Monday, January 23, 2012

Spinach, the not-so-scary weapon in the war on cancer

When I was recovering from breast cancer treatment, I started searching the web for ways to improve my chances of avoiding a recurrence. Research studies make it pretty clear that diets rich in vegetables and fruit are linked to lowered cancer risk.  So that seems like a no-brainer. Look for recipes with lots of vegetables, fruit and whole grains.

Problem is, once you start googling for recipes using these cancer-fighters the returned results look a little, well, scary. Quinoa, millet, nori...the ingredients are new, intimidating, and I am starting to feel like my 6 year old whose default position with new food is, "I don't like it." The thought of shifting from eating foods out of anticipation and joy to eating foods out of duty is not a pleasant one. And, having stared down death, I am kind of looking for comfort from my meals, not anxiety.

But, I really don't want to die, so I have to jump in and start replacing the old ingredients with the new ones. And, so far, I am learning that many of these cancer-fighting foods are not that bad. Some are actually good.

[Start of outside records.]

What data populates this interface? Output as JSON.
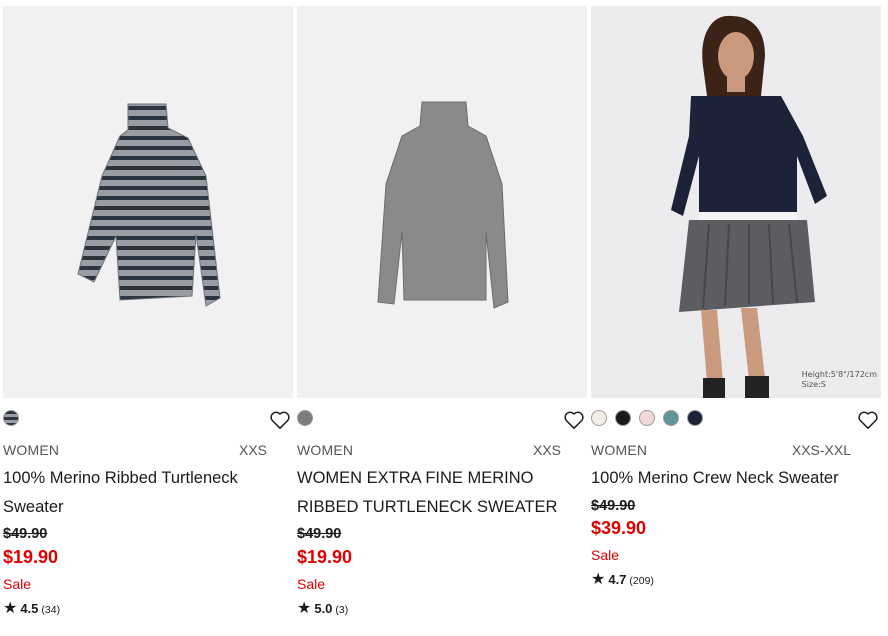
{
  "products": [
    {
      "gender": "WOMEN",
      "sizes": "XXS",
      "title": "100% Merino Ribbed Turtleneck Sweater",
      "old_price": "$49.90",
      "price": "$19.90",
      "sale": "Sale",
      "rating": "4.5",
      "review_count": "(34)",
      "swatches": [
        "#55606e"
      ]
    },
    {
      "gender": "WOMEN",
      "sizes": "XXS",
      "title": "WOMEN EXTRA FINE MERINO RIBBED TURTLENECK SWEATER",
      "old_price": "$49.90",
      "price": "$19.90",
      "sale": "Sale",
      "rating": "5.0",
      "review_count": "(3)",
      "swatches": [
        "#7d7d7d"
      ]
    },
    {
      "gender": "WOMEN",
      "sizes": "XXS-XXL",
      "title": "100% Merino Crew Neck Sweater",
      "old_price": "$49.90",
      "price": "$39.90",
      "sale": "Sale",
      "rating": "4.7",
      "review_count": "(209)",
      "swatches": [
        "#f4efe6",
        "#1a1a1a",
        "#f3d9d6",
        "#5f9596",
        "#1c2237"
      ],
      "photo_caption_height": "Height:5'8\"/172cm",
      "photo_caption_size": "Size:S"
    }
  ],
  "icons": {
    "favorite": "heart-outline-icon",
    "rating": "star-icon"
  },
  "colors": {
    "sale": "#e00000",
    "text": "#1b1b1b",
    "image_bg": "#f1f1f2"
  }
}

Case in point? Spinach. The easiest addition I have made to my diet is spinach. Since getting cancer, I swear to god I have eaten my weight and my husband's in spinach. And, aside from the way it makes my teeth feel (and look - would it kill you to tell me I have it stuck in my teeth? Seriously?), I love it. I eat it raw, wilted, steamed, sauteed and pureed. Salads, soups, pizza, pasta, egg dishes and now, smoothies. Yup. Smoothies. Grab a big handful and chuck it in; most of the time you won't even taste it. And, if you have used a vividly coloured fruit, like blueberries or blackberries, you won't even see it.

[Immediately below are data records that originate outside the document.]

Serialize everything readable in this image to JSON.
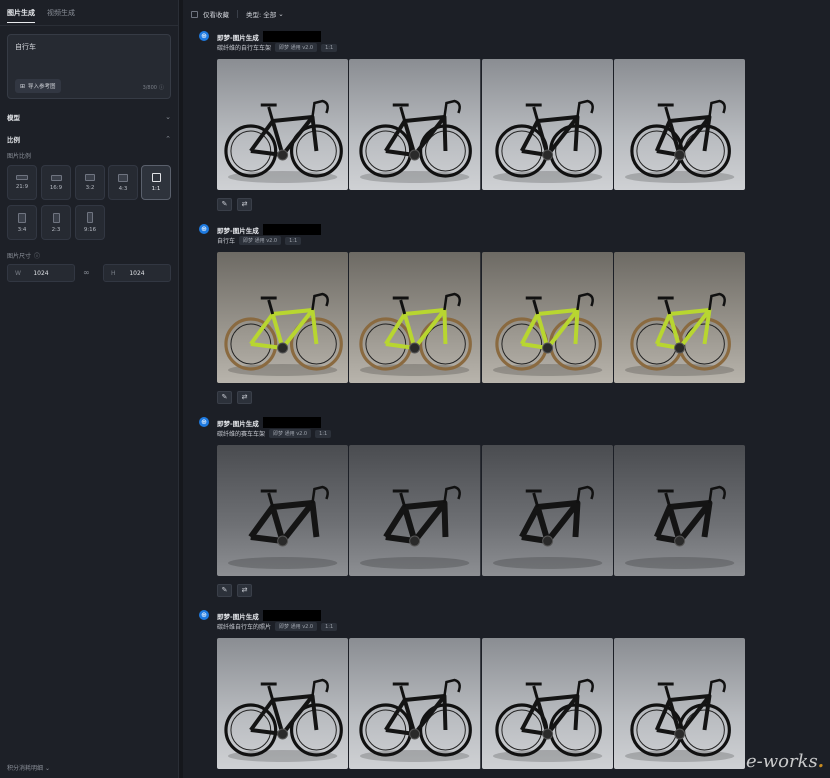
{
  "sidebar": {
    "tabs": [
      {
        "label": "图片生成",
        "active": true
      },
      {
        "label": "视频生成",
        "active": false
      }
    ],
    "prompt": {
      "value": "自行车",
      "ref_button": "导入参考图",
      "counter": "3/800"
    },
    "model_label": "模型",
    "ratio_label": "比例",
    "ratio_sub": "图片比例",
    "ratios": [
      {
        "label": "21:9",
        "active": false
      },
      {
        "label": "16:9",
        "active": false
      },
      {
        "label": "3:2",
        "active": false
      },
      {
        "label": "4:3",
        "active": false
      },
      {
        "label": "1:1",
        "active": true
      },
      {
        "label": "3:4",
        "active": false
      },
      {
        "label": "2:3",
        "active": false
      },
      {
        "label": "9:16",
        "active": false
      }
    ],
    "size_label": "图片尺寸",
    "width": {
      "key": "W",
      "value": "1024"
    },
    "height": {
      "key": "H",
      "value": "1024"
    },
    "footer": "积分消耗明细"
  },
  "topbar": {
    "favorites_label": "仅看收藏",
    "type_label": "类型: 全部"
  },
  "records": [
    {
      "title": "即梦-图片生成",
      "prompt": "碳纤维的自行车车架",
      "model": "即梦 通用 v2.0",
      "ratio": "1:1",
      "theme": "black"
    },
    {
      "title": "即梦-图片生成",
      "prompt": "自行车",
      "model": "即梦 通用 v2.0",
      "ratio": "1:1",
      "theme": "lime"
    },
    {
      "title": "即梦-图片生成",
      "prompt": "碳纤维的赛车车架",
      "model": "即梦 通用 v2.0",
      "ratio": "1:1",
      "theme": "frame"
    },
    {
      "title": "即梦-图片生成",
      "prompt": "碳纤维自行车的照片",
      "model": "即梦 通用 v2.0",
      "ratio": "1:1",
      "theme": "black"
    }
  ],
  "colors": {
    "accent": "#1e7ae0",
    "lime": "#b8d630",
    "carbon": "#141414"
  },
  "watermark": {
    "main": "e-works",
    "dot": "."
  }
}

My "That is the Best %$(* Smoothie You Have Ever Made Me" Smoothie 
(named by my husband)

1 frozen banana
1 large handful blackberries or blueberries
1 large handful raw spinach
1 cup low-fat plain yogurt
skim milk
agave syrup or honey

Chuck it in the blender and give it a whir. Add just enough skim milk to make it thin enough to get through a straw. Add agave or honey to taste. That's it. I swear, you will not taste the spinach. If you are truly adventurous, and have a blender with a powerful motor, try it with kale! :-)

This will probably be enough for you and for me. But for the love of god, if I have spinach in my teeth, tell me.

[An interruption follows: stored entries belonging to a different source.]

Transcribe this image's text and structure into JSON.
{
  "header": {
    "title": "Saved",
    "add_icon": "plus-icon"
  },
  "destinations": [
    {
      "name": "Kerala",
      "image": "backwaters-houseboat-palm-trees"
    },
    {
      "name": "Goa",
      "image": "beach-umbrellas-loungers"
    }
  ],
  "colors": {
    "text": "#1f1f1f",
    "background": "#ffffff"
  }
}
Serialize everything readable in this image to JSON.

Wednesday, January 4, 2012

Recipe links for a healthy new year

There will be no links to anything involving sparkling wine, brie, puff pastry or chocolate this week. Not one. Good lord, what have I been eating?!!!! Time for a fresh, cleansing, fibre-filled bounty of yummy green goodness. And beans. More beans.
  1. The green machine - a pick-me-up to help you kick the caffeine habit. Bon Appetit.  Lately, I've been juicing kale or spinach, ginger, apple and beets. Sometimes with celery, sometimes a carrot or two. It's really good. Plus, I swirl a bunch of the pulp ejected by my juicer back into the juice so I am not losing all that fibre. I still have one coffee in the morning, though. I'm not crazy. Am not.
  2. Warm chickpea salad with arugula. Mark Bittman. Yum. The salad...though Mr. Bittman is lovely as well. I would use dried chickpeas instead of canned unless you know yours aren't packed in BP-laden cans. Come on, just soak them overnight with a healthy bit of salt in the water  (a la Cooks Illustrated) - it isn't brain science. Er, rocket surgery.
  3. Green lentil soup with curried brown butter. 101 Cookbooks and the wonderful Heidi Swanson. If you haven't got it yet, her new cookbook, "Super Natural Every Day" is phenomenal.
  4. Carrot soup with miso and sesame. Smitten Kitchen.
  5. Broccoli-cheese chowder. Eating Well Magazine. Just enough cheese to make this healthy soup taste like comfort food.
  6. Kale salad with currants and walnuts. Deliciously Organic. (I will be substituting in pumpkin seeds for the walnuts. But all y'all without nut allergies can nut it up.)
  7. My favourite potato leek soup. Bless Her Heart.... I know, I've given you this before. It's good. It needs restating. Just make it.
  8. Emmer farro, grapefruit and pumpkin seed salad. NBC - King 5. I saw this yesterday on Seattle's local show, New Day Northwest, when PCC nutritionist Leika Suzumura prepared it for those looking to eat better in the new year. It looked really good. Next time I'm in town, I'll be stopping by PCC to pick up Goldie's dressing. Until then, I found this recipe for it on PCC's website.
  9. Curried cauliflower with chickpeas and tomatoes. Tyler Florence via Food Network. Tyler includes his recipe for currey powder and it looks good - remember you can always slide in a little extra turmeric if it doesn't overwhelm your tastebuds. Turmeric shows great promise as a tool against cancer.
  10. Molly O'Neill's roasted squash soup with cumin and pumpkin seeds. Via Luisa Weiss' great blog, The Wednesday Chef.